Изменить размер шрифта - +

Люди, которые не поднимаются в горы (а это можно сказать о подавляющем большинстве человечества), склонны полагать, что этот спорт является всего лишь безрассудной дионисийской погоней за острыми ощущениями при подъеме. Но мнение об альпинистах как о каких-то адреналиновых наркоманах, охотящихся за дозой наркотика, является заблуждением, по крайней мере в случае с Эверестом. То, чем я занимался здесь наверху, не имело почти ничего общего ни с банджи-джампингом ни со скайдайвингом, ни с ездой на мотоцикле со скоростью 200 километров в час.

Выше комфортабельного базового лагеря экспедиция фактически превращалась в этакое кальвинистское мероприятие. Коэффициент соотношения между страданием и удовольствием был здесь на порядок выше, чем в других горах, на которых мне довелось побывать; я быстро пришел к пониманию того, что подъем на Эверест был в первую очередь сопряжен с нескончаемой болью. И подвергая себя неделю за неделей тяжелому труду, скуке и страданиям, я обнаружил, что большинство из нас, пожалуй, искали, помимо всего прочего, чего-то похожего на молитвенный экстаз.

Конечно, для некоторых покорителей Эвереста вступало в действие бесчисленное множество других, менее целомудренных мотиваций, таких, как хоть и небольшая, но известность, профессиональный успех, обычное хвастовство, прозаичная прибыль. Но подобные низкие соблазны присутствовали в гораздо меньшей мере, чем склонны полагать многие критики. И то, что я наблюдал на протяжении нескольких недель, заставило меня существенно изменить представление о некоторых товарищах по команде.

Взять к примеру Бека Уэзерса, который в данный момент казался крошечным красным пятнышком внизу на льду, в 150 метрах от меня, чуть ли не в самом конце длинной цепочки альпинистов. Мои первые впечатления о нем не были благоприятными: шумный и веселый патолог из Далласа с менее чем посредственной альпинистской квалификацией, казалось, шел к горе как богатый республиканец, желающий добавить вершину Эвереста в свой сундук с трофеями.

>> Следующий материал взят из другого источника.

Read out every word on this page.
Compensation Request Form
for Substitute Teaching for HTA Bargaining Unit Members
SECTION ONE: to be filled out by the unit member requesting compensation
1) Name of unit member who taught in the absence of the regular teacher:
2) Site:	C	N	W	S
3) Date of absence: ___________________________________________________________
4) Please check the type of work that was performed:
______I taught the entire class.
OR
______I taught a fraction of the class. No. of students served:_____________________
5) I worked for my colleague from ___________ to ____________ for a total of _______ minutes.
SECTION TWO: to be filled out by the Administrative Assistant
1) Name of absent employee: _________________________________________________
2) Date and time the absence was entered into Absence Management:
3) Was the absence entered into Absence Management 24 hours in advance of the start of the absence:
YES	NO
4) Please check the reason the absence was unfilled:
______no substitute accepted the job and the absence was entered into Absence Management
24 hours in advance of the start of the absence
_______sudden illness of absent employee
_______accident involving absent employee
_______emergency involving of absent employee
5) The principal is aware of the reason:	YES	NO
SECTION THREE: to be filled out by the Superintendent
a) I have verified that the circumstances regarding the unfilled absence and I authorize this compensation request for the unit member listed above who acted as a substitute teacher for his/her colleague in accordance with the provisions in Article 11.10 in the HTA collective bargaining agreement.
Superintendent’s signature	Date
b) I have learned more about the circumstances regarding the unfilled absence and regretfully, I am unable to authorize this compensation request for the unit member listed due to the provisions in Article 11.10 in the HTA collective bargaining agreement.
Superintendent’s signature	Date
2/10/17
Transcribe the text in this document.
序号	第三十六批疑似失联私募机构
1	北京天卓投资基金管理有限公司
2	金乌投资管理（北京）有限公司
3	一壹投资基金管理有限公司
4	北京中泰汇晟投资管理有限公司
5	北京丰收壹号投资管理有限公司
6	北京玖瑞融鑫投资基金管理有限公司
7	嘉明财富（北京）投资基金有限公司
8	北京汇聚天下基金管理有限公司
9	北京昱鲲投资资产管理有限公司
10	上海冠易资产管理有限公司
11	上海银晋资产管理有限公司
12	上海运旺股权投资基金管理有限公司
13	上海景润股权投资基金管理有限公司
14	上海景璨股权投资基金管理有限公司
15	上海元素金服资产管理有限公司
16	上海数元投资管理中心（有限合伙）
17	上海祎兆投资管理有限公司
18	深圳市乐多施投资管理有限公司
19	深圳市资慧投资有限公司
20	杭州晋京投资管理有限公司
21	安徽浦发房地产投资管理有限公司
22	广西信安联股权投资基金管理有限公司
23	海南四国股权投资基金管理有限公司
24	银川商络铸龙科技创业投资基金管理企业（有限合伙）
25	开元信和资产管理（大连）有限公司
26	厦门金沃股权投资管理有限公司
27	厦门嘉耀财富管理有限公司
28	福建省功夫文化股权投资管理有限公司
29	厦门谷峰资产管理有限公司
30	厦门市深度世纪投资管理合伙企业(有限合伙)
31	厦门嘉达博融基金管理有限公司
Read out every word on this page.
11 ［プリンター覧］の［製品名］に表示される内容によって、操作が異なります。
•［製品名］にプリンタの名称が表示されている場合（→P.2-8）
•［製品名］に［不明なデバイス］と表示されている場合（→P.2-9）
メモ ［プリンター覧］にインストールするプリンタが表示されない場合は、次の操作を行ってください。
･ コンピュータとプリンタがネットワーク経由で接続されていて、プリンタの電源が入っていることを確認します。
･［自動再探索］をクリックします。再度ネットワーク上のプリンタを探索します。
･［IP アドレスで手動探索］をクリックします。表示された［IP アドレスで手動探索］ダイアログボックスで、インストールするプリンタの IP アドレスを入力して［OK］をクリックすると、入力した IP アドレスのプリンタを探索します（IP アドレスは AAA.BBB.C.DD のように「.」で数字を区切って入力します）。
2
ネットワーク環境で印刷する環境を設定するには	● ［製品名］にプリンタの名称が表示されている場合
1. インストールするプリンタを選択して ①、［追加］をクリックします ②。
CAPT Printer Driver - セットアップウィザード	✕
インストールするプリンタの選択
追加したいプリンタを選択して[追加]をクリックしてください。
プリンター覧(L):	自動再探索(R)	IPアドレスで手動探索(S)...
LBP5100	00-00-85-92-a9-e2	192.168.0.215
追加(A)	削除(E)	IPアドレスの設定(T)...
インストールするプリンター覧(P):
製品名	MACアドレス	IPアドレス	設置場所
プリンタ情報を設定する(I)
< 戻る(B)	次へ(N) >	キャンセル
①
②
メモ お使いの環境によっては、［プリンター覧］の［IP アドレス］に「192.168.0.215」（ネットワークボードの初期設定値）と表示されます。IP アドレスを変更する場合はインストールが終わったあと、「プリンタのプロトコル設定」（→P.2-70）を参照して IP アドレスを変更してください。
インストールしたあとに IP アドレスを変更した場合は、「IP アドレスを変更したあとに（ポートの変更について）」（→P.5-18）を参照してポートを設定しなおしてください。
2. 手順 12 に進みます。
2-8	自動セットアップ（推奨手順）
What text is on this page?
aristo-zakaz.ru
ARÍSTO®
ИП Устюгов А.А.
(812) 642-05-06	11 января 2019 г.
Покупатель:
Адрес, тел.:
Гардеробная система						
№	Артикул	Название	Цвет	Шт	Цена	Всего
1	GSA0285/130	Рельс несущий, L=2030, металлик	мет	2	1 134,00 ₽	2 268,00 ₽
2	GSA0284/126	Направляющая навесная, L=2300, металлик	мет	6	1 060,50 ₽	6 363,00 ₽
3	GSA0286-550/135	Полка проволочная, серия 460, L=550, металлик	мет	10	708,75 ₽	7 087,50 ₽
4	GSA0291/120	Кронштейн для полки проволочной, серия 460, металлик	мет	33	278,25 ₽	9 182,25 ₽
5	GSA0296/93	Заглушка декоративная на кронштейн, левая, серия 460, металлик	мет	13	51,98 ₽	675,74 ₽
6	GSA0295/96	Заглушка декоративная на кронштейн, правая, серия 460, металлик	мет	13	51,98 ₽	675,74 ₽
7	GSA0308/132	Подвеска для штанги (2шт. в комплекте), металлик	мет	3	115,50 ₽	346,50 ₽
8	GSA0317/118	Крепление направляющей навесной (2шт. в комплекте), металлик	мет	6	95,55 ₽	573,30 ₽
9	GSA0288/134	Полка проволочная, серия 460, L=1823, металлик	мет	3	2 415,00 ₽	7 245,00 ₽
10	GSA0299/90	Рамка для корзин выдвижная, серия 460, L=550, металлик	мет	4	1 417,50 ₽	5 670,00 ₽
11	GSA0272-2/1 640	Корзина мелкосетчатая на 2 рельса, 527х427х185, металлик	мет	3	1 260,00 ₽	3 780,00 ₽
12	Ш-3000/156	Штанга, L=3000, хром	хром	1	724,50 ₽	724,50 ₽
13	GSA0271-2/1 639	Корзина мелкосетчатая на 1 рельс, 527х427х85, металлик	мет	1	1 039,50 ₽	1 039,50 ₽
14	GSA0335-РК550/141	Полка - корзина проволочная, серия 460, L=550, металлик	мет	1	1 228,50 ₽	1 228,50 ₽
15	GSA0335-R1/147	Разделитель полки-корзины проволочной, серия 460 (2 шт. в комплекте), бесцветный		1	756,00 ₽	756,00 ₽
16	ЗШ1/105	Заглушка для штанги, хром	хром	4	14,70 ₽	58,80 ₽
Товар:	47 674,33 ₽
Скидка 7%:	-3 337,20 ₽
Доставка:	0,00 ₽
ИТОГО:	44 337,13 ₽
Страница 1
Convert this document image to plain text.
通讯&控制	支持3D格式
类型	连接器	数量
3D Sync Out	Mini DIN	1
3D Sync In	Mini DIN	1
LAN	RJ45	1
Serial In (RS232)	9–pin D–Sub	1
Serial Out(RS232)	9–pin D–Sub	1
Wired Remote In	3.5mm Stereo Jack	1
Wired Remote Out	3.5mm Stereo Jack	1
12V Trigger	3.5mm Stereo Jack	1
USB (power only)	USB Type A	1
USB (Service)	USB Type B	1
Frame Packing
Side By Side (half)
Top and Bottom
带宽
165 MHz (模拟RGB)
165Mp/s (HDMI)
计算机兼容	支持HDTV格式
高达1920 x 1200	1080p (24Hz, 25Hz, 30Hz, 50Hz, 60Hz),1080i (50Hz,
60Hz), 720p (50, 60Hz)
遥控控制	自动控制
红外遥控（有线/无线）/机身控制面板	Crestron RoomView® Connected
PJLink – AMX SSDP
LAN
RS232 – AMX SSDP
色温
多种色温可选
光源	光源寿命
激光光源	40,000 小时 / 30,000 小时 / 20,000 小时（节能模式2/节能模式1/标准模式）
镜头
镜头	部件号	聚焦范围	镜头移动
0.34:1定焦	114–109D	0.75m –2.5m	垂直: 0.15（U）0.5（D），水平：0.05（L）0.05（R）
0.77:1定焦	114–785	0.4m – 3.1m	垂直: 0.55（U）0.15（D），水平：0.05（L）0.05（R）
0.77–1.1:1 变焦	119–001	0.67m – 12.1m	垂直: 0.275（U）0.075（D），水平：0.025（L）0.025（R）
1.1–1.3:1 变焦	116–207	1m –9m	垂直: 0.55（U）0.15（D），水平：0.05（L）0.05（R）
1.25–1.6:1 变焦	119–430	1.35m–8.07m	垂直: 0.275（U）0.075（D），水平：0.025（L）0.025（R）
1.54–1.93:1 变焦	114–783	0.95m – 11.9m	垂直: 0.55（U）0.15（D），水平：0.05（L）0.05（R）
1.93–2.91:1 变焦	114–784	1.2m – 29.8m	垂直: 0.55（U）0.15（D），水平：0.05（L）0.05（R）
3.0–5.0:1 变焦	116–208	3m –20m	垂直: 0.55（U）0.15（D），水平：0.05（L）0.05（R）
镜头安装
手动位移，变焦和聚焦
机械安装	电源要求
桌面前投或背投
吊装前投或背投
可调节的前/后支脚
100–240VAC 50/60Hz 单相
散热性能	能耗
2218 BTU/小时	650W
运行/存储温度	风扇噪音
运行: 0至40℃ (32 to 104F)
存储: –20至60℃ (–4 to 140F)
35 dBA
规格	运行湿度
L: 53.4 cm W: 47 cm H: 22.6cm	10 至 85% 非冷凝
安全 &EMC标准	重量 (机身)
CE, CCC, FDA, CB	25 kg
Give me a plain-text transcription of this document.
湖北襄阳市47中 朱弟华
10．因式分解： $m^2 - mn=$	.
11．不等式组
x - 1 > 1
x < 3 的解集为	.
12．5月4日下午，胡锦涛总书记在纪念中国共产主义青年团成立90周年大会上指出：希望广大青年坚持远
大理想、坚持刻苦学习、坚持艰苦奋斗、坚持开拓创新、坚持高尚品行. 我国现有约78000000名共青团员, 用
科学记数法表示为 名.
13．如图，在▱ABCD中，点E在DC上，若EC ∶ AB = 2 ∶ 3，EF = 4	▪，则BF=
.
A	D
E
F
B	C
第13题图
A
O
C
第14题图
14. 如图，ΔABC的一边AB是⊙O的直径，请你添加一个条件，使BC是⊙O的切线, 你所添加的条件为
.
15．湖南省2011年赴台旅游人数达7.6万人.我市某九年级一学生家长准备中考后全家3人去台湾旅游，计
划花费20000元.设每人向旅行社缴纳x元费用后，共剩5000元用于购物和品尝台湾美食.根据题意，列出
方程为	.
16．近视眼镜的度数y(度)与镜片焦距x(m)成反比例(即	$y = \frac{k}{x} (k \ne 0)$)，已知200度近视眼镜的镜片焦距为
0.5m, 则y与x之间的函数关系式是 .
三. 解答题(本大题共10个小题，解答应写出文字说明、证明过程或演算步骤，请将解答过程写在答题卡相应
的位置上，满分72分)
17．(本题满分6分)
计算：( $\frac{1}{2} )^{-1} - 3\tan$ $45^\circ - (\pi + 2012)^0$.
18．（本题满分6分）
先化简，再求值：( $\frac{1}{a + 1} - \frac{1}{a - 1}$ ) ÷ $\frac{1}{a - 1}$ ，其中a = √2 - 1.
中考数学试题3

Но чем лучше я его узнавал, тем большее уважение он заслуживал в моих глазах. Не обращая внимания на жесткие новые ботинки, превратившие его ноги в рубленый бифштекс, Бек продолжал день за днем, хромая, подниматься в гору, почти не упоминая о, должно быть, ужасной боли. Он был крепким, энергичным, решительным и выносливым. И то, что я вначале принял за кичливость, все больше и больше становилось похоже на избыток жизненной энергии. Этот мужчина, казалось, никому в мире не желал зла (если не брать во внимание Хиллари Клинтон). Веселый нрав Бека и его безграничный оптимизм были такими всепобеждающими, что я невольно почувствовал к нему большую симпатию.

Сын профессионального офицера военно-воздушных сил, Бек провел свое детство, сменяя одну военную базу на другую, пока не осел в Уичито-Фолс, где поступил в колледж. Он окончил медицинскую школу, женился, обзавелся двумя детьми, обосновался в Далласе и благополучно занялся прибыльной практикой. В 1986 году, в возрасте сорока лет, он провел отпуск в Колорадо, после чего вдруг почувствовал зов вершин и записался на курсы начинающего альпиниста в Скалистых горах Национального заповедника.

У врачей принято заниматься чем-то кроме профессиональной деятельности; Бек не был первым среди врачей, которого чрезмерно увлекло новое хобби. Но альпинизм не похож ни на гольф, ни на теннис, ни на всякие другие игры, которыми увлекались близкие ему люди. Требования, которые предъявлял альпинизм, — физическое и эмоциональное напряжение, совершенно реальный риск — превращали восхождения в горы во что-то большее, чем просто игру. Восхождение было как сама жизнь, только гораздо более острая и рельефная, и ничто другое не притягивало Бека в такой степени. Его жену Пич все меньше устраивало увлечение Бека, ведь альпинизм отнимал его у семьи. И она была более чем недовольна, когда вскоре после начала занятий этим спортом Бек объявил, что он принял решение взойти на Семь вершин.

Эгоистичный и грандиозный замысел, овладевший Беком, мог быть реализован, это не была пустая болтовня.